Беглец - стр. 18
– Четыре попытки делал. Все равно кричит. И не пускает. В первый раз даже во двор войти не мог. Пришлось тут обосновываться.
– А зачем? – опередив мой вопрос, спросил Гриша.
– Что «зачем»?
– Зачем тебе надо туда войти?
– Скорбь и теснота в душе. Избавиться хочу.
– Говорят, если искренне покаяться, Бог любой грех простит.
– Бог простит, я простить не могу. Не Бог меня в храм не пускает, сам не могу. Страшно.
– Понятно, – сказал Дубовой. – Чистосердечное признание вину смягчает, но не уменьшает. Вот лично у меня сомнение – зачем ты тележку за собой каждый раз через силу тащишь? Может, у тебя там взрывчатка? Для окончательного избавления от мирских и прочих дел. Среди сотрудников монастыря тоже недоумение. Я бы даже сказал – недоверие по поводу такого твоего поведения.
– Картины там мои. Как только примирения с самим собой достигну, там, прямо перед храмом, сожгу их все.
– Не обижайся, но, по-моему, глупо, – не выдержал я. – При чем тут картины?
– Заменил истину Божию ложью. Поклонялся и служил тварям неведомым, больным сознанием созданным…
– Крепенько тебя закодировали, – хмыкнул Дубовой. – Нормальными словами говорить разучился.
– А зачем показуху устраивать? – простодушно сказал Гриша. – Решил сжечь, сожги. А ты вроде как торгуешься – простите, тогда сожгу.
Повисла долгая напряженная пауза. Вениамин сидел, низко опустив голову.

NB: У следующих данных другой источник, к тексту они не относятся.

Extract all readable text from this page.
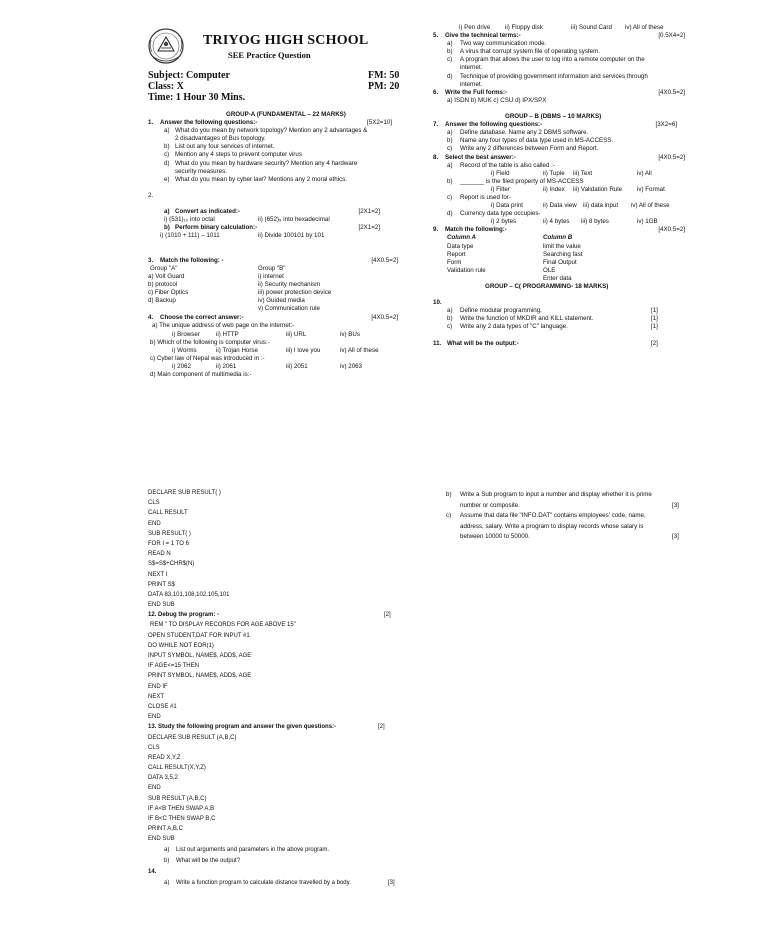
TRIYOG HIGH SCHOOL
SEE Practice Question
Subject: Computer
Class: X
Time: 1 Hour 30 Mins.
FM: 50
PM: 20
GROUP-A (FUNDAMENTAL – 22 MARKS)
1. Answer the following questions:-	[5X2=10]
a) What do you mean by network topology? Mention any 2 advantages &
2 disadvantages of Bus topology.
b) List out any four services of internet.
c) Mention any 4 steps to prevent computer virus
d) What do you mean by hardware security? Mention any 4 hardware
security measures.
e) What do you mean by cyber law? Mentions any 2 moral ethics.
2.
a) Convert as indicated:-	[2X1=2]
i) (531)₁₀ into octal	ii) (652)₈ into hexadecimal
b) Perform binary calculation:-	[2X1=2]
i) (1010 + 111) – 1011	ii) Divide 100101 by 101
3. Match the following: -	[4X0.5=2]
Group "A"	Group "B"
a) Volt Guard	i) internet
b) protocol	ii) Security mechanism
c) Fiber Optics	iii) power protection device
d) Backup	iv) Guided media
v) Communication rule
4. Choose the correct answer:-	[4X0.5=2]
a) The unique address of web page on the internet:-
i) Browser	ii) HTTP	iii) URL	iv) BUs
b) Which of the following is computer virus:-
i) Worms	ii) Trojan Horse	iii) I love you	iv) All of these
c) Cyber law of Nepal was introduced in :-
i) 2062	ii) 2061	iii) 2051	iv) 2063
d) Main component of multimedia is:-
i) Pen drive ii) Floppy disk	iii) Sound Card iv) All of these
5. Give the technical terms:-	[0.5X4=2]
a) Two way communication mode.
b) A virus that corrupt system file of operating system.
c) A program that allows the user to log into a remote computer on the
internet.
d) Technique of providing government information and services through
internet.
6. Write the Full forms:-	[4X0.5=2]
a) ISDN b) MUK c) CSU d) IPX/SPX
GROUP – B (DBMS – 10 MARKS)
7. Answer the following questions:-	[3X2=6]
a) Define database. Name any 2 DBMS software.
b) Name any four types of data type used in MS-ACCESS.
c) Write any 2 differences between Form and Report.
8. Select the best answer:-	[4X0.5=2]
a) Record of the table is also called :-
i) Field	ii) Tuple iii) Text	iv) All
b) _______ is the filed property of MS-ACCESS
i) Filter	ii) Index iii) Validation Rule iv) Format
c) Report is used for-
i) Data print	ii) Data view iii) data input iv) All of these
d) Currency data type occupies-
i) 2 bytes	ii) 4 bytes iii) 8 bytes	iv) 1GB
9. Match the following:-	[4X0.5=2]
Column A	Column B
Data type	limit the value
Report	Searching fast
Form	Final Output
Validation rule	OLE
Enter data
GROUP – C( PROGRAMMING- 18 MARKS)
10.
a) Define modular programming.	[1]
b) Write the function of MKDIR and KILL statement.	[1]
c) Write any 2 data types of "C" language.	[1]
11. What will be the output:-	[2]
DECLARE SUB RESULT( )
CLS
CALL RESULT
END
SUB RESULT( )
FOR I = 1 TO 6
READ N
S$=S$+CHR$(N)
NEXT I
PRINT S$
DATA 83,101,108,102,105,101
END SUB
12. Debug the program: -	[2]
REM " TO DISPLAY RECORDS FOR AGE ABOVE 15"
OPEN STUDENT.DAT FOR INPUT #1
DO WHILE NOT EOR(1)
INPUT SYMBOL, NAME$, ADD$, AGE
IF AGE<=15 THEN
PRINT SYMBOL, NAME$, ADD$, AGE
END IF
NEXT
CLOSE #1
END
13. Study the following program and answer the given questions:-	[2]
DECLARE SUB RESULT (A,B,C)
CLS
READ X,Y,Z
CALL RESULT(X,Y,Z)
DATA 3,5,2
END
SUB RESULT (A,B,C)
IF A<B THEN SWAP A,B
IF B<C THEN SWAP B,C
PRINT A,B,C
END SUB
a) List out arguments and parameters in the above program.
b) What will be the output?
14.
a) Write a function program to calculate distance travelled by a body.	[3]
b) Write a Sub program to input a number and display whether it is prime
number or composite.	[3]
c) Assume that data file "INFO.DAT" contains employees' code, name,
address, salary. Write a program to display records whose salary is
between 10000 to 50000.	[3]
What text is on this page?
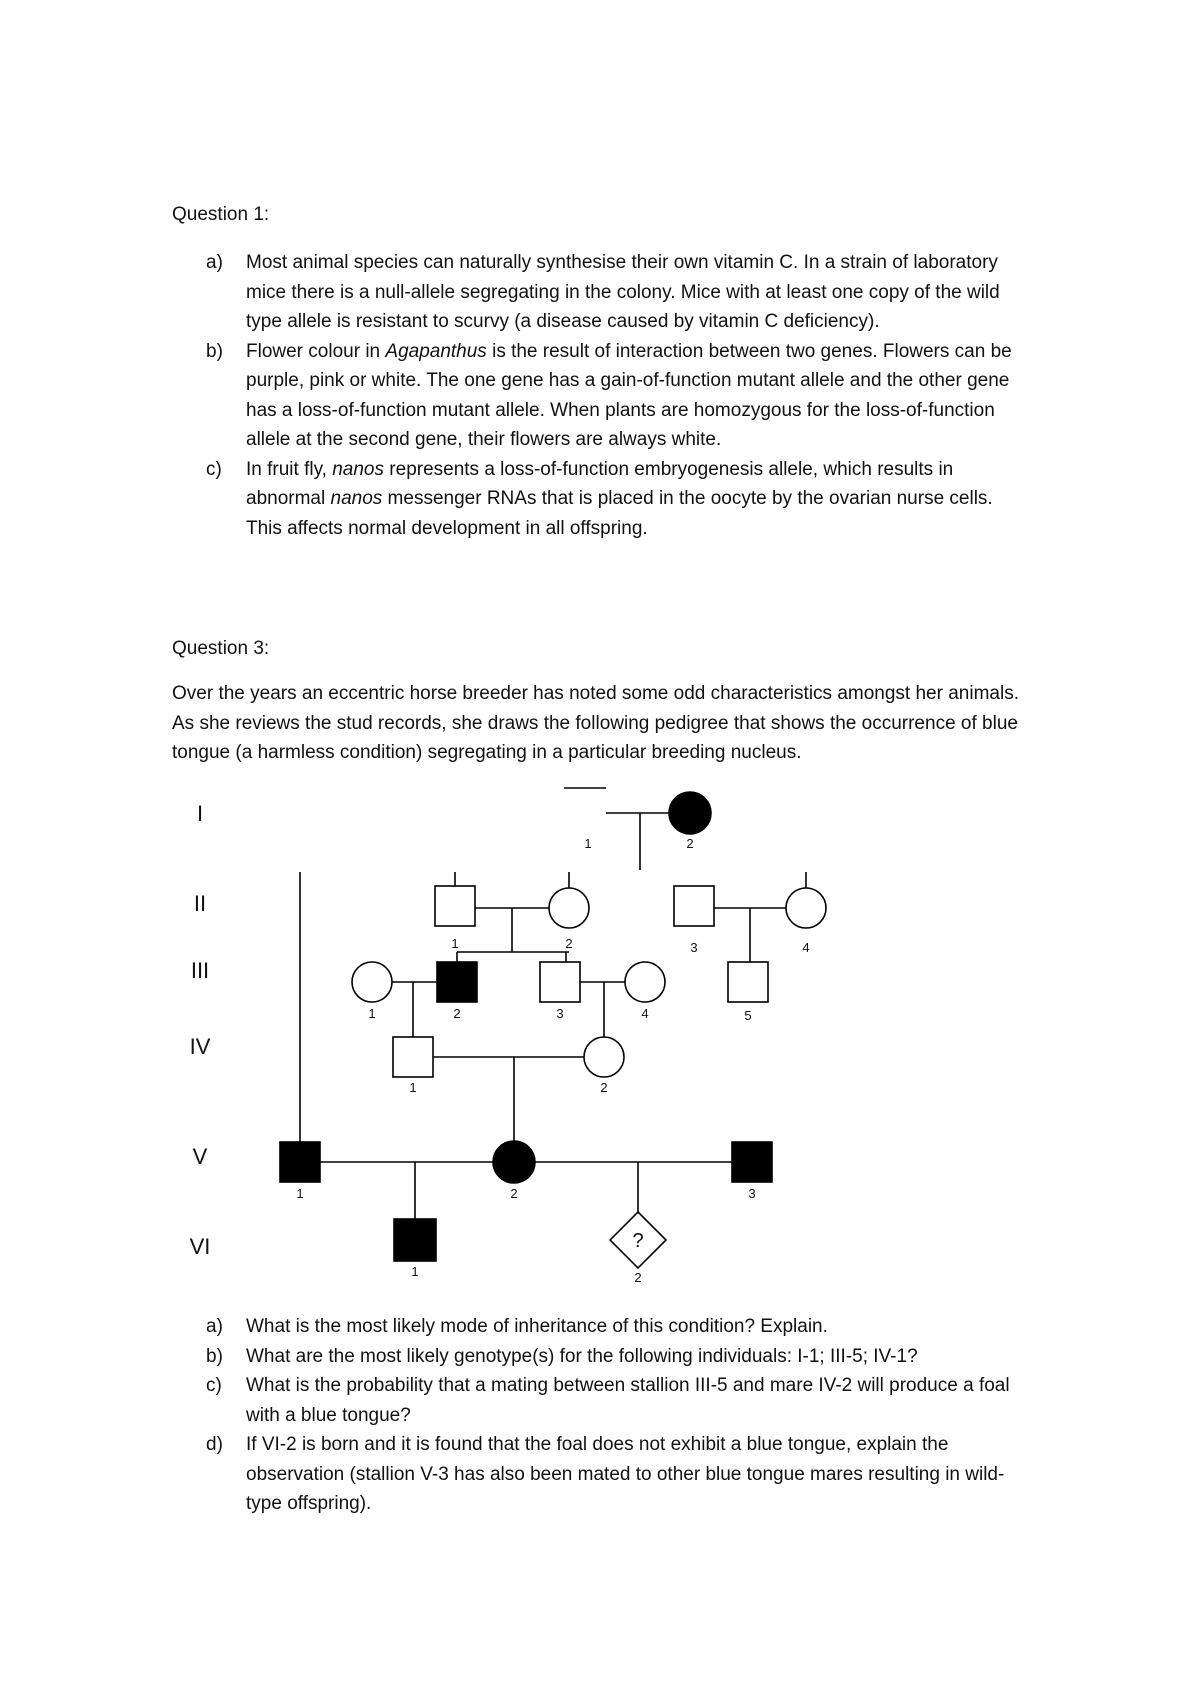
Question 1:
a) Most animal species can naturally synthesise their own vitamin C. In a strain of laboratory mice there is a null-allele segregating in the colony. Mice with at least one copy of the wild type allele is resistant to scurvy (a disease caused by vitamin C deficiency).
b) Flower colour in Agapanthus is the result of interaction between two genes. Flowers can be purple, pink or white. The one gene has a gain-of-function mutant allele and the other gene has a loss-of-function mutant allele. When plants are homozygous for the loss-of-function allele at the second gene, their flowers are always white.
c) In fruit fly, nanos represents a loss-of-function embryogenesis allele, which results in abnormal nanos messenger RNAs that is placed in the oocyte by the ovarian nurse cells. This affects normal development in all offspring.
Question 3:

Over the years an eccentric horse breeder has noted some odd characteristics amongst her animals. As she reviews the stud records, she draws the following pedigree that shows the occurrence of blue tongue (a harmless condition) segregating in a particular breeding nucleus.

I
II
III
IV
V
VI
1	2
1	2	3	4
1	2	3	4	5
1	2
1	2	3
1
?
2
a) What is the most likely mode of inheritance of this condition? Explain.
b) What are the most likely genotype(s) for the following individuals: I-1; III-5; IV-1?
c) What is the probability that a mating between stallion III-5 and mare IV-2 will produce a foal with a blue tongue?
d) If VI-2 is born and it is found that the foal does not exhibit a blue tongue, explain the observation (stallion V-3 has also been mated to other blue tongue mares resulting in wild-type offspring).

Слышно было только потрескивание дров в костре да далекий лай собак в поселке.
– Включай! – вдруг сказал Вениамин, не поднимая головы.
– Что включать? – не понял Гриша.
– Камеру включай! – срывающимся голосом закричал Вениамин и вскочил на ноги. – Пусть все видят! Не откупаюсь, а отрекаюсь! Прах отрясаю! Правильно ты сказал – Господь все видит. Я сюда самое лучшее привез, надеялся – простят, пожалеют, потому что видел то, чего другие не видят. Не простили! Правильно! Себя жалел. Гордыня поперек стояла. Мне тут один сочувствующий монашек шепнул, как дьявола изгонять.
Вениамин поднял правую руку и прохрипел:
– Заклинаю тебя, дьяволе, Господнем словом и делом!
Пламя костра взметнулось кверху, осыпав нас искрами. Вениамин кинулся к тележке, стал лихорадочно развязывать веревки, срывать брезент. Не переставая, бормотал:
– Словом и делом… Словом и делом…
Гриша, уловив мое согласие, торопливо распаковывал камеру. Освещения последних красок догорающего заката для съемки явно не хватало – я подбросил в костер охапку сухих сучьев. А Вениамин уже тащил к огню первые картины. Я почти не успевал разглядеть их жадно пожираемое пламенем содержание. Только много позже, во время монтажа, мы останавливали стремительно сменяющие друг друга кадры летящих в огонь картин, и тогда, иногда с трудом, а иногда отчетливо и ярко, видели обрывки фантастического, ирреального мира, созданного больным воображением Вениамина…
И вдруг все замерло. Вениамин стоял, прижав к груди последний холст. Неистовое его возбуждение внезапно погасло. Во всей фигуре, позе, глазах чувствовались усталость и опустошение.
– Все, – сказал он. – Проклинаю и отрекаюсь! Только не от неё. Если от неё, то лучше совсем не жить.
– Покажи, – попросил Гриша.
Вениамин медленно, словно нехотя, повернул к нам раму с портретом. Я наконец увидел лицо той, от которой он не хотел отречься, даже теряя навеки надежду на спасение.